Net Worth Update – June 2018
Half of 2018 down and it is net worth checkup time again. If you are not familiar with net worth, the idea is to calculate how much your possessions are worth if you had to consolidate everything at current value right now. To calculate it, you take everything you own, work out how much it is worth, and add it up. You then subtract from that number anything you owe people (like home loan, car loan etc). That gives you a final number called your net worth.
The last 6 months were not quite as good as I had hoped, but still better than nothing.
Now on to the details…
Net Worth – June 2018 – $1.48m
The total of $1.48m is up only $52,000 from the end of 2017. This ends a streak of 3 months of over $70k.

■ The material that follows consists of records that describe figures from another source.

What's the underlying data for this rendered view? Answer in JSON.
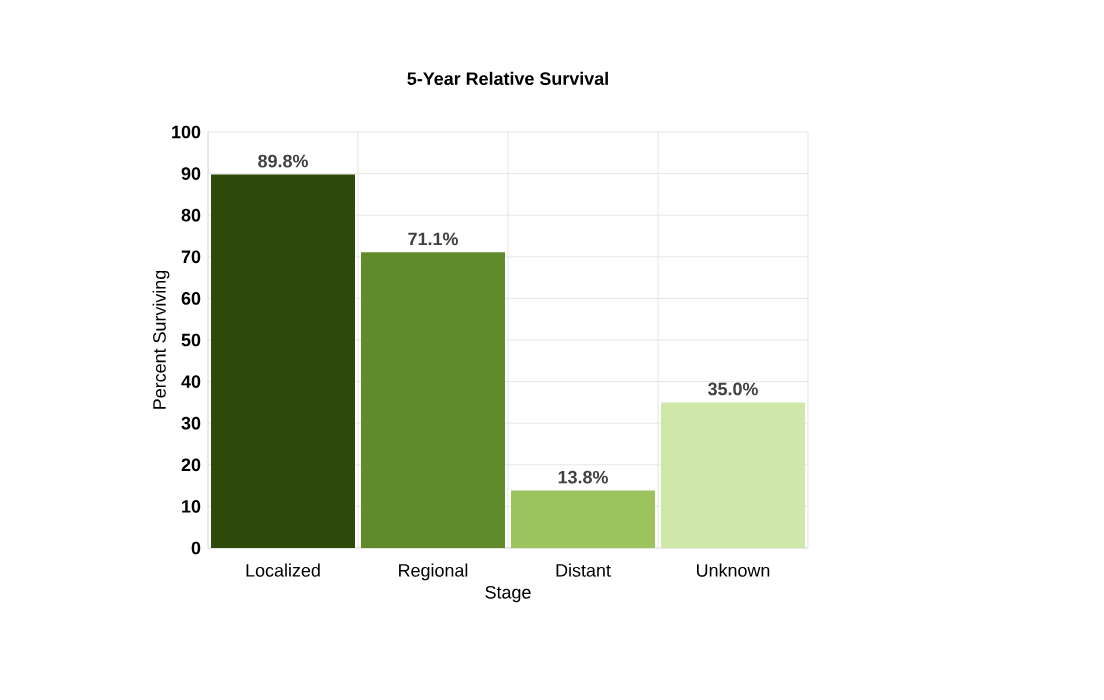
{
  "chart_data": {
    "type": "bar",
    "title": "5-Year Relative Survival",
    "xlabel": "Stage",
    "ylabel": "Percent Surviving",
    "categories": [
      "Localized",
      "Regional",
      "Distant",
      "Unknown"
    ],
    "values": [
      89.8,
      71.1,
      13.8,
      35.0
    ],
    "colors": [
      "#2e4a0b",
      "#5f8b2b",
      "#9cc45e",
      "#cfe8a9"
    ],
    "value_labels": [
      "89.8%",
      "71.1%",
      "13.8%",
      "35.0%"
    ],
    "ylim": [
      0,
      100
    ],
    "yticks": [
      0,
      10,
      20,
      30,
      40,
      50,
      60,
      70,
      80,
      90,
      100
    ],
    "grid": true
  }
}
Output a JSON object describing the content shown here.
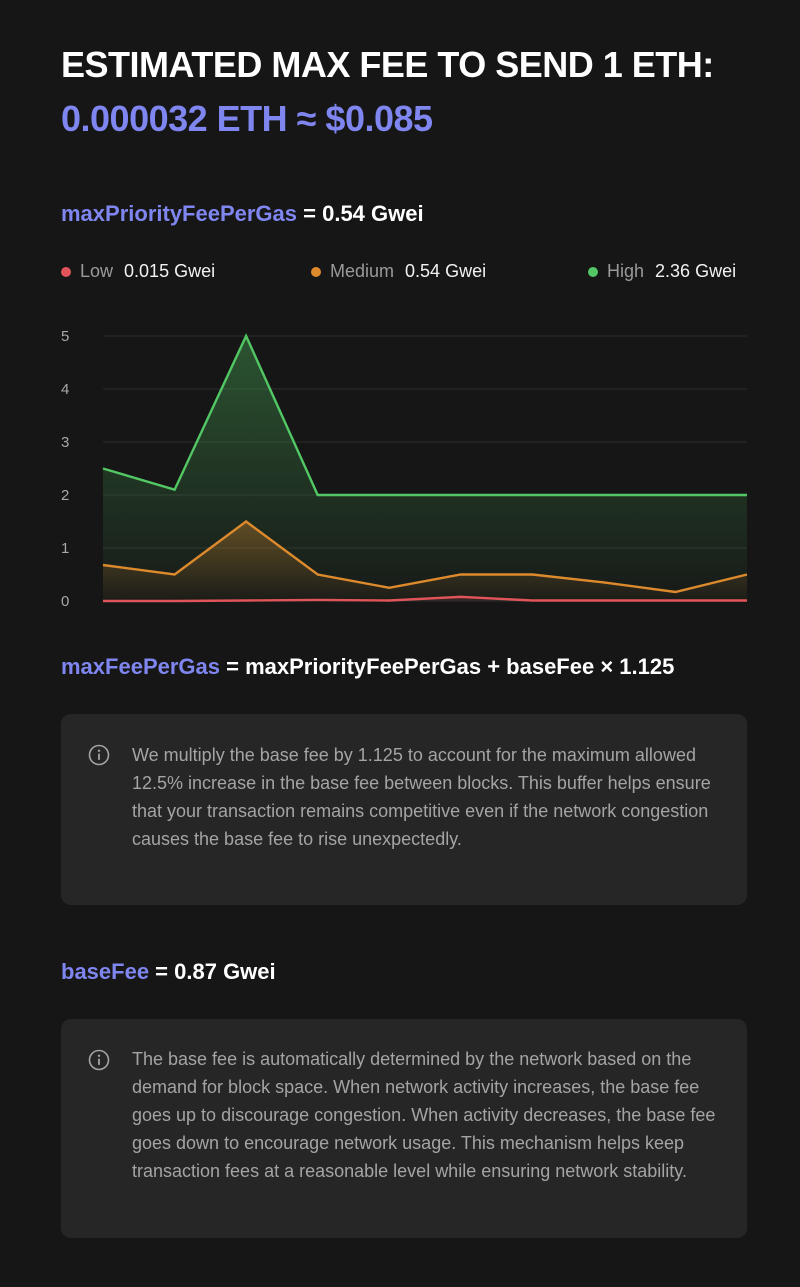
{
  "header": {
    "title": "ESTIMATED MAX FEE TO SEND 1 ETH:",
    "estimate": "0.000032 ETH ≈ $0.085"
  },
  "priority_fee": {
    "label": "maxPriorityFeePerGas",
    "value_text": " = 0.54 Gwei"
  },
  "legend": [
    {
      "name": "Low",
      "value": "0.015 Gwei",
      "color": "#e0545a"
    },
    {
      "name": "Medium",
      "value": "0.54 Gwei",
      "color": "#dd8a2d"
    },
    {
      "name": "High",
      "value": "2.36 Gwei",
      "color": "#52c764"
    }
  ],
  "chart_data": {
    "type": "line",
    "x": [
      1,
      2,
      3,
      4,
      5,
      6,
      7,
      8,
      9,
      10
    ],
    "ylim": [
      0,
      5
    ],
    "yticks": [
      0,
      1,
      2,
      3,
      4,
      5
    ],
    "grid": true,
    "series": [
      {
        "name": "High",
        "color": "#52c764",
        "values": [
          2.5,
          2.1,
          5.0,
          2.0,
          2.0,
          2.0,
          2.0,
          2.0,
          2.0,
          2.0
        ]
      },
      {
        "name": "Medium",
        "color": "#dd8a2d",
        "values": [
          0.68,
          0.5,
          1.5,
          0.5,
          0.25,
          0.5,
          0.5,
          0.35,
          0.17,
          0.5
        ]
      },
      {
        "name": "Low",
        "color": "#e0545a",
        "values": [
          0.0,
          0.0,
          0.01,
          0.02,
          0.01,
          0.08,
          0.01,
          0.01,
          0.01,
          0.01
        ]
      }
    ]
  },
  "formula": {
    "label": "maxFeePerGas",
    "rest": " = maxPriorityFeePerGas + baseFee × 1.125"
  },
  "info_1": {
    "icon": "info-icon",
    "text": "We multiply the base fee by 1.125 to account for the maximum allowed 12.5% increase in the base fee between blocks. This buffer helps ensure that your transaction remains competitive even if the network congestion causes the base fee to rise unexpectedly."
  },
  "base_fee": {
    "label": "baseFee",
    "value_text": " = 0.87 Gwei"
  },
  "info_2": {
    "icon": "info-icon",
    "text": "The base fee is automatically determined by the network based on the demand for block space. When network activity increases, the base fee goes up to discourage congestion. When activity decreases, the base fee goes down to encourage network usage. This mechanism helps keep transaction fees at a reasonable level while ensuring network stability."
  },
  "colors": {
    "accent": "#7f86f0",
    "background": "#161616",
    "card": "#262626"
  }
}
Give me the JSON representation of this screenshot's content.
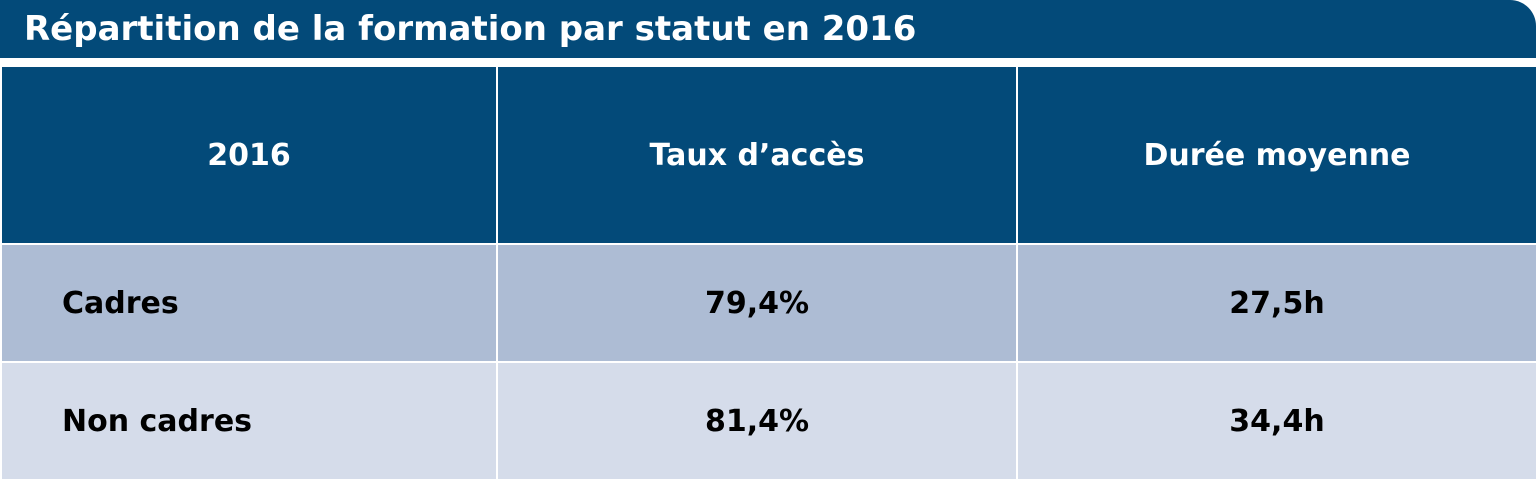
{
  "title": "Répartition de la formation par statut en 2016",
  "colors": {
    "header_bg": "#034a79",
    "row_dark": "#adbcd4",
    "row_light": "#d5dcea",
    "header_text": "#ffffff"
  },
  "chart_data": {
    "type": "table",
    "title": "Répartition de la formation par statut en 2016",
    "columns": [
      "2016",
      "Taux d’accès",
      "Durée moyenne"
    ],
    "rows": [
      {
        "label": "Cadres",
        "taux": "79,4%",
        "duree": "27,5h"
      },
      {
        "label": "Non cadres",
        "taux": "81,4%",
        "duree": "34,4h"
      }
    ],
    "series": [
      {
        "name": "Taux d’accès",
        "values": [
          79.4,
          81.4
        ],
        "unit": "%"
      },
      {
        "name": "Durée moyenne",
        "values": [
          27.5,
          34.4
        ],
        "unit": "h"
      }
    ],
    "categories": [
      "Cadres",
      "Non cadres"
    ]
  }
}
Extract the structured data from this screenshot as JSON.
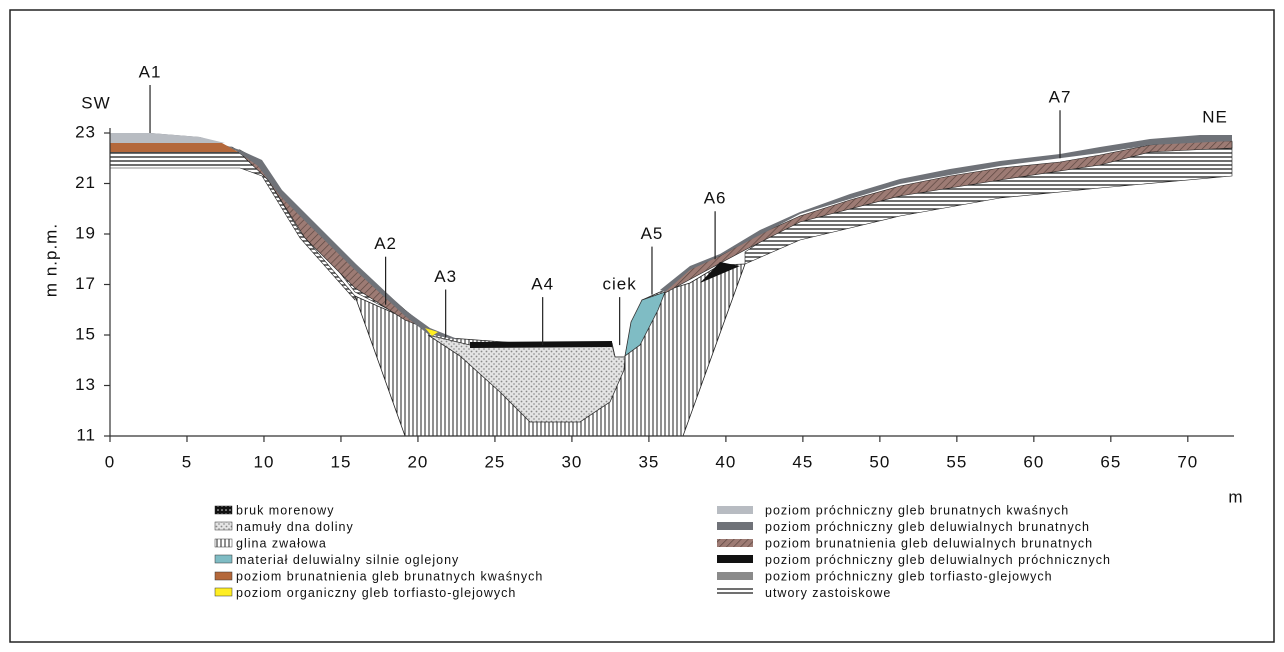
{
  "chart_data": {
    "type": "cross-section",
    "y_label": "m n.p.m.",
    "x_label": "m",
    "left_label": "SW",
    "right_label": "NE",
    "xlim": [
      0,
      73
    ],
    "xticks": [
      0,
      5,
      10,
      15,
      20,
      25,
      30,
      35,
      40,
      45,
      50,
      55,
      60,
      65,
      70
    ],
    "ylim": [
      11,
      23
    ],
    "yticks": [
      11,
      13,
      15,
      17,
      19,
      21,
      23
    ],
    "annotations": [
      {
        "label": "A1",
        "x": 2.6,
        "y": 23
      },
      {
        "label": "A2",
        "x": 17.9,
        "y": 16.2
      },
      {
        "label": "A3",
        "x": 21.8,
        "y": 14.9
      },
      {
        "label": "A4",
        "x": 28.1,
        "y": 14.6
      },
      {
        "label": "ciek",
        "x": 33.1,
        "y": 14.6
      },
      {
        "label": "A5",
        "x": 35.2,
        "y": 16.6
      },
      {
        "label": "A6",
        "x": 39.3,
        "y": 18
      },
      {
        "label": "A7",
        "x": 61.7,
        "y": 22
      }
    ],
    "legend_left": [
      "bruk morenowy",
      "namuły dna doliny",
      "glina zwałowa",
      "materiał deluwialny silnie oglejony",
      "poziom brunatnienia gleb brunatnych kwaśnych",
      "poziom organiczny gleb torfiasto-glejowych"
    ],
    "legend_right": [
      "poziom próchniczny gleb brunatnych kwaśnych",
      "poziom próchniczny gleb deluwialnych brunatnych",
      "poziom brunatnienia gleb deluwialnych brunatnych",
      "poziom próchniczny gleb deluwialnych próchnicznych",
      "poziom próchniczny gleb torfiasto-glejowych",
      "utwory zastoiskowe"
    ]
  }
}
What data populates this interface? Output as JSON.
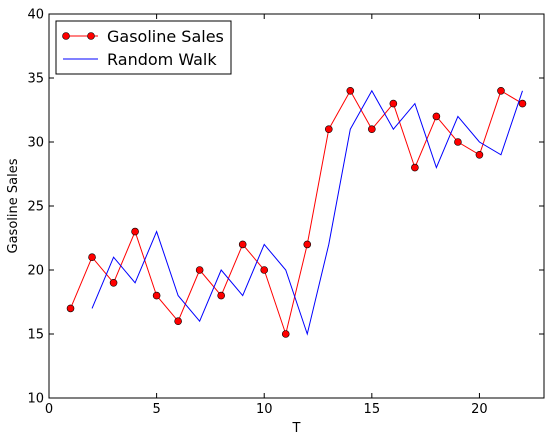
{
  "chart_data": {
    "type": "line",
    "title": "",
    "xlabel": "T",
    "ylabel": "Gasoline Sales",
    "xlim": [
      0,
      23
    ],
    "ylim": [
      10,
      40
    ],
    "xticks": [
      0,
      5,
      10,
      15,
      20
    ],
    "yticks": [
      10,
      15,
      20,
      25,
      30,
      35,
      40
    ],
    "grid": false,
    "legend_position": "top-left",
    "series": [
      {
        "name": "Gasoline Sales",
        "color": "#ff0000",
        "marker": "circle",
        "x": [
          1,
          2,
          3,
          4,
          5,
          6,
          7,
          8,
          9,
          10,
          11,
          12,
          13,
          14,
          15,
          16,
          17,
          18,
          19,
          20,
          21,
          22
        ],
        "y": [
          17,
          21,
          19,
          23,
          18,
          16,
          20,
          18,
          22,
          20,
          15,
          22,
          31,
          34,
          31,
          33,
          28,
          32,
          30,
          29,
          34,
          33
        ]
      },
      {
        "name": "Random Walk",
        "color": "#0000ff",
        "marker": "none",
        "x": [
          2,
          3,
          4,
          5,
          6,
          7,
          8,
          9,
          10,
          11,
          12,
          13,
          14,
          15,
          16,
          17,
          18,
          19,
          20,
          21,
          22
        ],
        "y": [
          17,
          21,
          19,
          23,
          18,
          16,
          20,
          18,
          22,
          20,
          15,
          22,
          31,
          34,
          31,
          33,
          28,
          32,
          30,
          29,
          34
        ]
      }
    ]
  }
}
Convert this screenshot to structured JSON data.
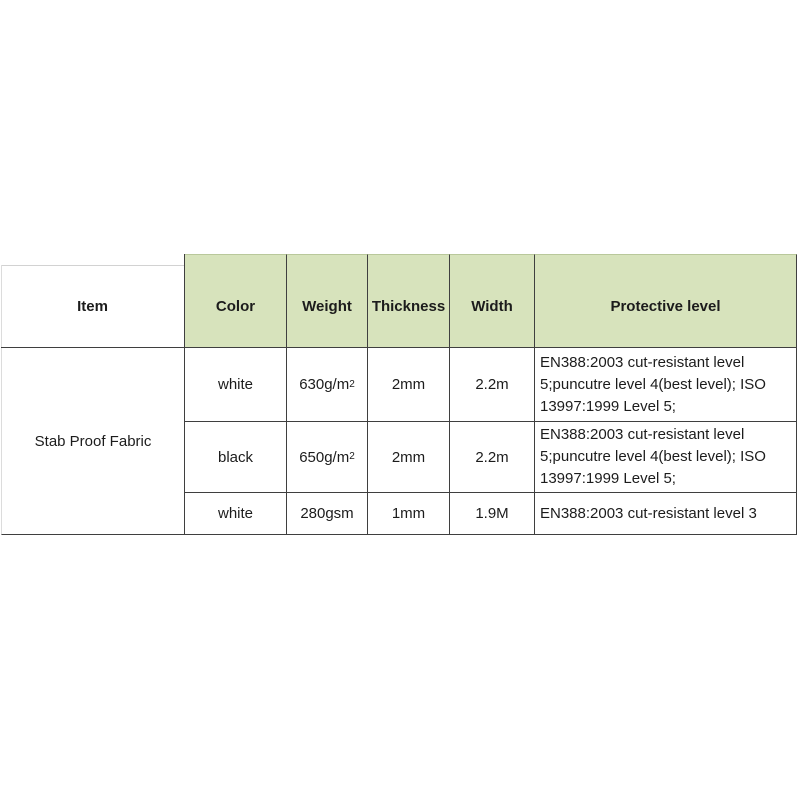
{
  "page": {
    "background": "#ffffff"
  },
  "table": {
    "headers": [
      "Item",
      "Color",
      "Weight",
      "Thickness",
      "Width",
      "Protective level"
    ],
    "item_name": "Stab Proof Fabric",
    "rows": [
      {
        "color": "white",
        "weight": "630g/m",
        "weight_sup": "2",
        "thickness": "2mm",
        "width": "2.2m",
        "protective_level": "EN388:2003 cut-resistant level 5;puncutre level 4(best level); ISO 13997:1999 Level 5;"
      },
      {
        "color": "black",
        "weight": "650g/m",
        "weight_sup": "2",
        "thickness": "2mm",
        "width": "2.2m",
        "protective_level": "EN388:2003 cut-resistant level 5;puncutre level 4(best level); ISO 13997:1999 Level 5;"
      },
      {
        "color": "white",
        "weight": "280gsm",
        "weight_sup": "",
        "thickness": "1mm",
        "width": "1.9M",
        "protective_level": "EN388:2003 cut-resistant level 3"
      }
    ],
    "colors": {
      "header_bg": "#d7e3bc",
      "border_dark": "#3f3f3f",
      "border_light": "#d2d2d2",
      "text": "#1c1c1c"
    }
  }
}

Part of that is due to some expenses, part due to the second half of the calendar year typically being better, and part due to our shares not performing as well as I would have liked or hoped. It will definitely make hitting the goal of $150k net worth increase a much harder task, if not impossible. Still, we will see how it plays out over the next 6 months.
On to the graphs…
First up we have the asset distribution graph:
Still not quite at the 40% level for property, but everything else is on track. Given this is an asset percentage, it is interesting to see that super is growing the fastest! That is good news for the future, but as many people have pointed out, does little to help with the now.
Once again, my moving target is currently:
- 10-20% cash
- 30-50% shares (including both super and actual shares/bonds)
- 30-40% property (this will probably vary quickly as even a deposit is normally a large amount)
- 10% X-Factor investments (this area is currently not currently tracked individually , but is around 3% mixed with shares)
Net Worth Totals
The second graph is the one with the actual numbers and net worth (the black line). Don’t get too hung up over the details, as everything is rounded – we are thinking big picture here.
It was slightly sad to see the black line not growing as fast (or faster) than previous halves. Part of that will be due to the renovations we did without increasing the house value.
I know that there can be and will be volatility in share markets and other pricing, but I think the trending linear line really highlights the fact that a large portion of our net worth comes from savings (which stay more fixed over time) rather than compounding investments/interest (which has a more exponential growth path). Hopefully that will change over time.
UPDATE: due to a problem posting this has sat as a draft for a long time – sorry about that!